Yes, inhalant abuse can sometimes lead to dependencies on other substances. Individuals who abuse inhalants may be at a higher risk of experimenting with or becoming dependent on other drugs or alcohol as a means of seeking similar or more potent effects.

How does inhalant use compare to opioid addiction in terms of health risks?

Inhalant use, like opioid addiction, poses severe health risks. However, the risks differ; inhalant abuse can cause immediate cardiac arrest and brain damage, while opioid addiction often leads to long-term health issues like liver damage and an increased risk of overdose.

Are there specific rehabilitation programs for inhalant addiction?

Specialized rehabilitation programs for inhalant addiction do exist. These programs focus on the unique aspects of inhalant abuse, including its psychological and physical effects, and often involve a combination of therapy, counseling, and medical treatment.

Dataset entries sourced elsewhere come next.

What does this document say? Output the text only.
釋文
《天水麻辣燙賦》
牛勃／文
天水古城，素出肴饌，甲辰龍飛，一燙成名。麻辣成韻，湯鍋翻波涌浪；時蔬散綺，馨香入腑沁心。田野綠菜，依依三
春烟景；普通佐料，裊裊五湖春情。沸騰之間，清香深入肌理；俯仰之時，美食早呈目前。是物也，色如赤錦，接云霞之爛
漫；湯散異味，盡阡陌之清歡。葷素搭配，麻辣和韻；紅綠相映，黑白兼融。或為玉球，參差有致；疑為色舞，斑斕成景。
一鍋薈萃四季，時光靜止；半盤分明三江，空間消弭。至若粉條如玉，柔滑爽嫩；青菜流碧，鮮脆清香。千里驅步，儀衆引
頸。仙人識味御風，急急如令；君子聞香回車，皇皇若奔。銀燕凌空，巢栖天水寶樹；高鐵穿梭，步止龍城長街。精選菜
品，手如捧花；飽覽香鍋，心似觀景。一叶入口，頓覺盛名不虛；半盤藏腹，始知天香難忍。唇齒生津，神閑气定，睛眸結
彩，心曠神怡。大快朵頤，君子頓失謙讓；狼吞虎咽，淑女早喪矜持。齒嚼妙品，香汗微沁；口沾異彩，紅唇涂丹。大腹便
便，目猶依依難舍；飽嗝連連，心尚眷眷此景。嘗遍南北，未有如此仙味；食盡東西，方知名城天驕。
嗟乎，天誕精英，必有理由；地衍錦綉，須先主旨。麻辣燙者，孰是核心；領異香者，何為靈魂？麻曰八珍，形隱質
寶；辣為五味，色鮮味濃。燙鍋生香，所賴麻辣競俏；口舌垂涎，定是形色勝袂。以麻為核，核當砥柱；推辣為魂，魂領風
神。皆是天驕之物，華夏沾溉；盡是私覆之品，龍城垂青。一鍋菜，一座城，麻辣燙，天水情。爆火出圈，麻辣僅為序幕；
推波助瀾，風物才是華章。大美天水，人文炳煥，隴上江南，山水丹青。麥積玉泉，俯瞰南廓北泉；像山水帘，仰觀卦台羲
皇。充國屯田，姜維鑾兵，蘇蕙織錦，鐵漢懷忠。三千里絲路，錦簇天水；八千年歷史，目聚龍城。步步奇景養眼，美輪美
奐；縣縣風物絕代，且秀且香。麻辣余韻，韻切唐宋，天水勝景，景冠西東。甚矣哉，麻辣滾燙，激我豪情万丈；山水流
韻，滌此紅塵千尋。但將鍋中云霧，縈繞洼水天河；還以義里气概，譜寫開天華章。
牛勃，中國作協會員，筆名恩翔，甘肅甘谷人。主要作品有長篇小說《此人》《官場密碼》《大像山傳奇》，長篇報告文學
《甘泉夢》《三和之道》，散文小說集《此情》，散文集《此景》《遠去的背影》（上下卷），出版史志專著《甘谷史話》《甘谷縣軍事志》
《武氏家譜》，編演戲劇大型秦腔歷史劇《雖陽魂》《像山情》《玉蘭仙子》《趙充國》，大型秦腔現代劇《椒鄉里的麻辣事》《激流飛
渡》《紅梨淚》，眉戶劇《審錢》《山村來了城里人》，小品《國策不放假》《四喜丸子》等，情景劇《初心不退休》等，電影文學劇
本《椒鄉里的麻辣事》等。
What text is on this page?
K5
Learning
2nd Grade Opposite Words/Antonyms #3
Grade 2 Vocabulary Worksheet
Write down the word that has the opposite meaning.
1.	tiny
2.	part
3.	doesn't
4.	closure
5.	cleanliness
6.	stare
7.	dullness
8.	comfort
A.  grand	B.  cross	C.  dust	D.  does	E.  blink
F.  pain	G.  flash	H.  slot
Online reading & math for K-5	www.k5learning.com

What is the correlation between inhalant use and mental health disorders?

There is a significant correlation between inhalant use and mental health disorders. Inhalant abuse can exacerbate existing mental health conditions or lead to the development of new psychiatric disorders, making integrated treatment for both addiction and mental health crucial.

Can inhalant abuse impact the effectiveness of medications for other addictions?

Inhalant abuse can impact the effectiveness of medications prescribed for other addictions. The chemical effects of inhalants can interfere with the way the body processes other drugs, potentially reducing their effectiveness or causing adverse reactions.